Der Mann, der alles sah
Der Mann, der alles sah, Old Hillel (1. Jahrhundert vor der Zeitrechnung)
Er kannte die Gesetze der Realität und verstand, dass es uns leicht fällt, uns selbst zu lieben. Doch er wollte uns lehren, auch die Menschen um uns herum zu lieben. Old Hillel war jener Kabbalist, der versuchte, das Licht der Liebe neu zu entfachen und uns den Weg dahin zu zeigen.
Oren Levi
„Das, was du selbst hasst, das tu deinem Freund nicht an“ (Old Hillel).
„Zur Morgendämmerung, während sich die Kabbalisten in den Unterricht in die spirituelle Entwicklung vertieften, schien normalerweise die Wintersonne durch eine kleine Luke im Dach herein und streichelte sie mit ihrer Wärme. Doch an diesem Shabbat-Morgen blieb das Haus dunkel. Shemaiah, der Anführer der Sanhedrin, sagte zu seinem Freund Avtalion, der gleichzeitig den Vorsitz leitete: ‘Mein Bruder, jeden Tag ist das Haus hell, aber heute ist es dunkel…’“ Yoma, 35b.
Die beiden gingen vor die Tür und blickten hinauf zur Dachluke. Da lag ein regungsloser Mann. Sie stiegen auf das Dach und sahen den frierenden Mann, der von einem Haufen Schnee bedeckt war. Sie wischten den Schnee fort, holten ihn vom Dach, trockneten ihn ab und setzten ihn vor ein Feuer, um ihn zu wärmen. Als er zu sich kam, erzählte er ihnen, was passiert war.
„Mein Name ist Hillel“, sagte er. „An einem normalen Tag verdiene ich einen halben Dinar. Die Hälfte des Geldes gebe ich meiner Familie für den Unterhalt und mit der anderen Hälfte zahle ich den Eintritt zum Seminar. Gestern konnte ich keine Arbeit finden und hatte daher kein Geld, den Eintritt zu bezahlen, doch mein Herz wollte nicht zulassen, dass ich eure wertvollen Worte versäume, daher stieg ich auf das Dach und hörte zu“. Das war der Beginn von Hillels spirituellem Weg. Der Mann, der schließlich Old Hillel wurde, ist einer der größten Kabbalisten aller Zeiten.

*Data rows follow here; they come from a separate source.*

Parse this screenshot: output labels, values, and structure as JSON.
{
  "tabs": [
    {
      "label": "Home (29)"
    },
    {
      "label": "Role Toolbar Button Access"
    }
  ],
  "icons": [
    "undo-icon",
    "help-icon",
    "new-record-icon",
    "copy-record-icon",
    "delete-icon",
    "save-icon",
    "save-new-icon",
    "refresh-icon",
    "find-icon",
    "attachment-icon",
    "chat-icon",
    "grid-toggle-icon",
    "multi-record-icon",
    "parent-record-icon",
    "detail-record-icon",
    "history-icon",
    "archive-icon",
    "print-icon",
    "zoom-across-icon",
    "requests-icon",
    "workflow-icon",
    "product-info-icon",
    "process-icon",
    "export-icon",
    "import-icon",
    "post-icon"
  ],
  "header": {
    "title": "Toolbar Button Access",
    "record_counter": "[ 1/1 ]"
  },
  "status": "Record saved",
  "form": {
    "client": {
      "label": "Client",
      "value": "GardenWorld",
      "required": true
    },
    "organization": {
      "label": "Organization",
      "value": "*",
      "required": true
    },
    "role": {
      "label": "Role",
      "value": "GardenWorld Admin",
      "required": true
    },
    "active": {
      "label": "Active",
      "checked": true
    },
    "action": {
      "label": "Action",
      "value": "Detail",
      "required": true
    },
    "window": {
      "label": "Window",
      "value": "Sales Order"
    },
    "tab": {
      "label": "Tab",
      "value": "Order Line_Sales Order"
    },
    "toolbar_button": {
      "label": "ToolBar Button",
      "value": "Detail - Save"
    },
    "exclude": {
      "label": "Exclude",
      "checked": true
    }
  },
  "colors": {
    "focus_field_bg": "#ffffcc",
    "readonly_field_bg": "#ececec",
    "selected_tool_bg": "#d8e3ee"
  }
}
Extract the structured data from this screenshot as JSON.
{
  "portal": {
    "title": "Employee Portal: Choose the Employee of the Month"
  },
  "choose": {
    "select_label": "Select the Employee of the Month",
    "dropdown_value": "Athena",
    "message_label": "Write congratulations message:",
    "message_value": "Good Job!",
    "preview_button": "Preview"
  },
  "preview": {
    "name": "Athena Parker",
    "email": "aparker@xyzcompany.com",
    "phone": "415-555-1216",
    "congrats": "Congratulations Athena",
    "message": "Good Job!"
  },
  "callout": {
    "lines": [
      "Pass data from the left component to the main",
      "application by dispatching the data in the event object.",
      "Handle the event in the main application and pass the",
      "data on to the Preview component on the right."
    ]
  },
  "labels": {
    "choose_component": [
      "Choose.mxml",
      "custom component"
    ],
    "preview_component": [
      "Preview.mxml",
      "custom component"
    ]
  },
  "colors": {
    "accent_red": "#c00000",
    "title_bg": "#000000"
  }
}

Babylon ist wieder überall
„Wo es keine Menschen gibt, da versuche Du, ein Mensch zu sein.“ Old Hillel
Es war die Zeit des Zweiten Tempels, als König Herodes im 1. Jahrhundert vor der Zeitrechnung das Land regierte. Jene Gruppe von Kabbalisten, die anfänglich von Abraham dem Patriarchen auf Basis der Nächstenliebe gegründet wurde, war bereits lange zu einer Nation geworden. Doch nun näherten sie sich einer Krise; sie befanden sich auf dem Höhepunkt ihres spirituellen Untergangs, der sich bereits seit mehreren Jahrhunderten angekündigt hatte.
Der Wert, der immer das Zentrum dieser Nation war – die Liebe zwischen den Menschen – verfiel. Der egoistische Trieb nach Reichtum, Macht und Ehre wurde größer, die höchsten Priestertümer wurden zu politischen Ämtern und tiefer Hass zeigte sich überall.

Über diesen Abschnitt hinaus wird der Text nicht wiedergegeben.